That’s one of the headlines of a newly released Databricks survey that you should definitely check out. Because Spark only requires a JVM to run, there’s been plenty of debate on whether you really need to run it on Hadoop, or whether Spark will displace it altogether. Technically, the answer is no. To run Spark, all you need is a JVM installed on the cluster, or a lightweight cluster manager like Apache Mesos. It’s the familiar argument about why bother with the overhead of installing and running a general-purpose platform if you only have a single-purpose workload.
Actually, there are reasons, if security or data governance are necessary, but hold that thought.
According to the Databricks survey, which polled nearly 1500 respondents online over the summer, nearly half are running Spark standalone, with the other 40% running under YARN (Hadoop) and 11% on Mesos. There’s a strong push for dedicated deployment.
But let’s take a closer look at the numbers. About half the respondents are also running Spark on a public cloud. Admittedly, running in the cloud does not necessarily automatically equate with standalone deployment. But there’s a lot more than coincidence in the numbers given that popular cloud-based Spark services from Databricks, and more recently, Amazon and Google, are (or will be) running in dedicated environments.
And consider what stage we’re at with Spark adoption. Commercial support is barely a couple years old and cloud PaaS offerings are much newer than that. The top 10 sectors using Spark are the classic early adopters of Big Data analytics (and, ironically in this case, Hadoop): Software, web, and mobile technology/solutions providers. So the question is whether the trend will continue as Spark adoption breaks into mainstream IT, and as Spark is embedded into commercial analytic tools and data management/data wrangling tools (which it already is).
This is not to say that running Spark standalone will become just a footnote to history. If you’re experimenting with new analytic workloads – like testing another clustering or machine learning algorithm, dedicated sandboxes are great places to run those proofs-of-concepts. If you have specific types of workloads, there has long been good business and technology cases for running them on the right infrastructure; if you’re running a compute-intensive workloads, for instance, you’ll probably want to run it on servers or clusters that are compute- rather than storage-heavy. And if you’re running real-time, operational analytics, you’ll want to run it on hardware that has heavily bulked up on memory.
Hardware providers like Teradata, Oracle, and IBM have long offered workload-optimized machines, while cloud providers like Amazon offer arrays of different compute and storage instances that clients can choose for deployment. There’s no reason why Spark should be any different – and that’s why there’s an expanding marketplace of PaaS providers that are offering Spark-optimized environments.
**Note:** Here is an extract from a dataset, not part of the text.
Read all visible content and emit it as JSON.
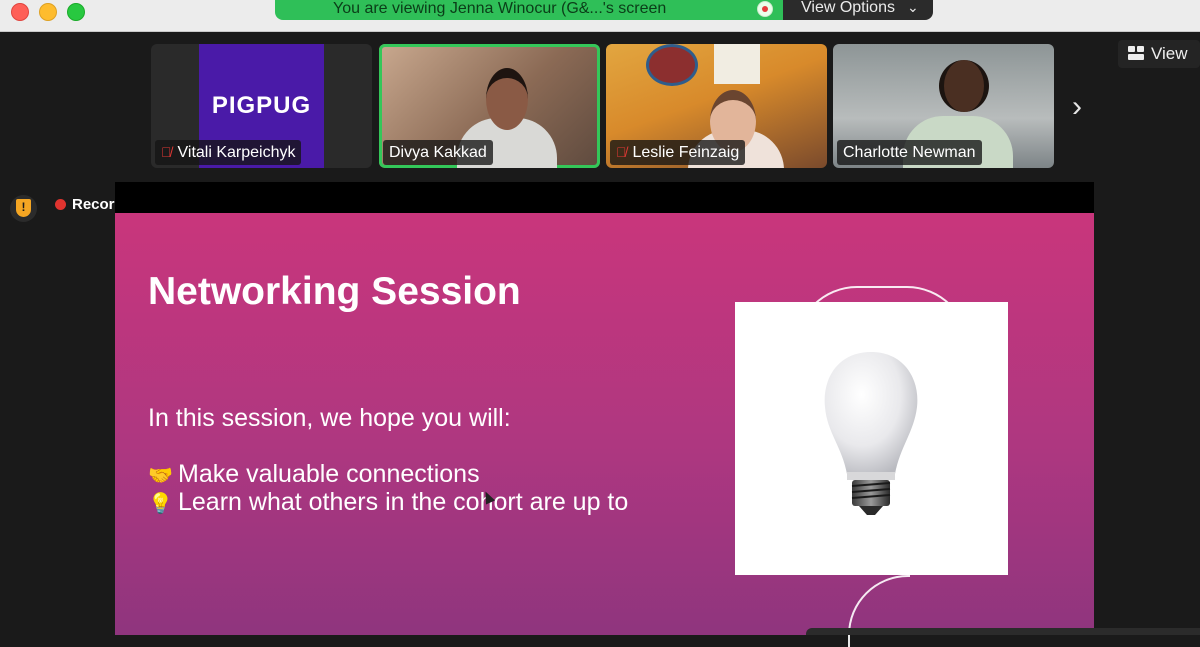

But if Spark dedicated deployment is to become the norm rather than the exception, it must reinvent the wheel where it comes to security, data protection, lifecycle workflows, data localization, and so on. The Spark open source community is busy addressing many of the same gaps that are currently challenging the Hadoop community (just that the Hadoop project has a 2-year head start). But let’s assume that the Spark project dots all the i’s and crosses all the t’s to deliver the robustness that is expected of any enterprise data platform. As Spark workloads get productionalized, will your organization really want to run them in yet another governance silo?
Note: There are plenty of nuggets in the Databricks survey beyond Hadoop. Recommendation systems, log processing, and business intelligence (an umbrella category) are the most popular uses. The practitioners are mostly data engineers and data scientists – suggesting that adoption is concentrated among those with new generation skills. But while advanced analytics and real-time streaming are viewed by respondents as the most important Spark features, paradoxically, Spark SQL is the most used Spark component. While new bells and whistles are important, at the end of the day, accessibility from and integration with enterprise analytics trump all.